The plot concerns the interaction between John DuPont, one of the richest men in America, and Mark Schultz, an Olympic gold winning wrestler, during the 1980s, in which DuPont financed Schultz, along with many other wrestlers under his Team Foxcatcher banner. Over the course of the film, we see the relationship between DuPont and Schultz deteriorate, whilst at the same time, seeing the changing relationship between these two and Mark’s brother Dave, another Olympic gold winner, which eventually leads to a tragic event. One of the main elements of the film that works is the way it is a critique of American patriotism, with DuPont wanting to use Team Foxcatcher in order to establish American dominance but, as the film progresses, it’s shown that his influence doesn’t really do anything that wasn’t already being done, for example, the Schultz brothers won Gold in the 84 Olympics in different categories whilst, after DuPont gets involved, Mark comes in 6th place at the 88 Olympics.

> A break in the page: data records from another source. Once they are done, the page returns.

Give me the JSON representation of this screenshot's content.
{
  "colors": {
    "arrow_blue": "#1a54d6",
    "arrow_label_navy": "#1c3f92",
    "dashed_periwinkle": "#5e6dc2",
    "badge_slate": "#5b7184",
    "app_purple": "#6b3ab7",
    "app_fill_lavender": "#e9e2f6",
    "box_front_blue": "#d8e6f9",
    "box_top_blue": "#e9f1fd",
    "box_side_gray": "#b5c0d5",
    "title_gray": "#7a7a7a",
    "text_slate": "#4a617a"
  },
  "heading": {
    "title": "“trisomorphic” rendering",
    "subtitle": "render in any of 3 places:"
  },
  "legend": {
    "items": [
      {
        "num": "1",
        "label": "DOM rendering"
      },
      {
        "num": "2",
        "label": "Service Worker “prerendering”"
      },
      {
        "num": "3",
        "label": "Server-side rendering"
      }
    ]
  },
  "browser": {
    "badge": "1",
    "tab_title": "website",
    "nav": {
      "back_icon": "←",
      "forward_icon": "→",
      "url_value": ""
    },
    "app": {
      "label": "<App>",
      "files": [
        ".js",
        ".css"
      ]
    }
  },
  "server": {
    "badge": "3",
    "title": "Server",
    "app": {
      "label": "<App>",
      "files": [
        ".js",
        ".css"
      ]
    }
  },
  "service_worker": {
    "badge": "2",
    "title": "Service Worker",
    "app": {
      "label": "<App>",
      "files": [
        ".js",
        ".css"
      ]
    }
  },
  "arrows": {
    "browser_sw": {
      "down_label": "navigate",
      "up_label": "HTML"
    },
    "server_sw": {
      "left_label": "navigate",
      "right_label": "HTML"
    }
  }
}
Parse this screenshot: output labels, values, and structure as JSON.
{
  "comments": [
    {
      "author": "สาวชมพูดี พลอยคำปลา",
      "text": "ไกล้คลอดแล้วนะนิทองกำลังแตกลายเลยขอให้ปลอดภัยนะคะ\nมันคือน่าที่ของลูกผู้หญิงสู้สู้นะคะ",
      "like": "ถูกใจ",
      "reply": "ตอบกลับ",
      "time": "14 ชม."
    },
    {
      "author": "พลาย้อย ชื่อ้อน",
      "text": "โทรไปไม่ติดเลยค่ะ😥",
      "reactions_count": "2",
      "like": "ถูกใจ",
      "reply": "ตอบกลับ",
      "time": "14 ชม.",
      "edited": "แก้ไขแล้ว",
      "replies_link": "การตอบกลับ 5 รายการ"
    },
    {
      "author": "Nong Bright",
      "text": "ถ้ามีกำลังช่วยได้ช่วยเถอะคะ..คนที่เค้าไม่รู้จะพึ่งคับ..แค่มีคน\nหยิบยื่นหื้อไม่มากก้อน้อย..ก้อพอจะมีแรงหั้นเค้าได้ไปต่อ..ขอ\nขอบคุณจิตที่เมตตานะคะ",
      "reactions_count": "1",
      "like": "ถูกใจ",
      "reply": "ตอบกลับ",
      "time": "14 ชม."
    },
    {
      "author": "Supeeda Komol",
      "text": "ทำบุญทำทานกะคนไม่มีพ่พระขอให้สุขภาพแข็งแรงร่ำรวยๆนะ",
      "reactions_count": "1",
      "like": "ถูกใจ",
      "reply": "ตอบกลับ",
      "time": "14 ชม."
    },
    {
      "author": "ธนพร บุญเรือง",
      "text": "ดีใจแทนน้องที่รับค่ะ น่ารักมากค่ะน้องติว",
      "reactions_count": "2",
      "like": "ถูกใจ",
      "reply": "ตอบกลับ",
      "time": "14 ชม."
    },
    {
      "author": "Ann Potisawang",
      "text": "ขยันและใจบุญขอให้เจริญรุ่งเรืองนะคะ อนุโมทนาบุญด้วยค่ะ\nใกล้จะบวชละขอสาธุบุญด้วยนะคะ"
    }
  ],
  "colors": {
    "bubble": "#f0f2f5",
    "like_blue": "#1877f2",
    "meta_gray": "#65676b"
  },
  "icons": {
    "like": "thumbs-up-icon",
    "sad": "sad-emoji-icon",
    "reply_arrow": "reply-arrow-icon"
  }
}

The film also explores the idea of the dangers of masculinity, with DuPont and Mark wanting to make themselves the best men they can be, but we see that it has led to inferiority complexes developing within both of them, both of them feeling inadequate compared to their mother and brother respectively. We also see that Dave has not taken the idea of masculinity so seriously and we see that he is a much better person because of it, he has a stable social life and a loving family whilst Mark and DuPont have no-one. In many ways, the film shows DuPont and Mark to be kindred spirits, but it also shows the inherent creepiness in the relationship between them, with there being a lot of homoerotic undertones. This creepiness is aided by the way Bennett Miller directs the film, with the slow pace of the film adding up to this overall feeling of unease. However, this slow pace does have it drawbacks as there are some points in the film that are a bit boring, however this is more than made up for by how engaging the rest of the film is.

The main reason for how engaging the film is is because of how brilliant the performances are. Steve Carell is completely unrecognizable as DuPont. I’ve been used to seeing Carell as a comedic actor but I had no idea he could be so creepy in a film and, after watching some clips of the real DuPont, I have to say that Carell nails the mannerisms of DuPont, showing throughout the film that there is something seriously wrong with him. He also shows the ego that develops in someone like DuPont, seeing no problem in having people call him Golden Eagle. He also shows how DuPont can earn the trust of people despite his creepy personality by showing how he can play on the desires of people. Channing Tatum meanwhile gives a really intense performance as Mark. With very little dialogue we see how Mark constantly feels overshadowed by his brother and how Mark’s ideas of masculinity and perfection are seriously damaging any relationship he does have. Whenever Carell and Tatum are on screen together, they show the similarities between the characters and the brilliant chemistry between the pair adds to the homoerotic undertones of the film and as the film goes on, Tatum brilliantly shows how his ideas on the greatness of DuPont collapse, mainly after DuPont gets him addicted to cocaine. Mark Ruffalo meanwhile gives a really downplayed, friendly performance as Dave, showing him to be a family man through and through, devoted to his brother, wife and children in equal measure. It’s not as showy a performance as Carell or Tatum but there’s a real heart in there that makes him the emotional core of the film. Vanessa Redgrave does some great work in small scenes, showing the ideas of the upper class in American society and their views on certain forms of culture as beneath them. If there is a downside to the cast, it’s that Sienna Miller doesn’t get much to do as Dave’s wife Nancy, but the strength of Carell, Tatum and Ruffalo is what makes the film work as well as it does.

Overall, Foxcatcher is a really engaging film. Whilst there are points where the film goes a bit too slow and Sienna Miller doesn’t really get much to do, Bennett Miller’s direction, along with E Max Frye and Dan Futterman’s script, creates a really creepy tone throughout the film which the brilliant performances from Carell, Tatum and Ruffalo solidify.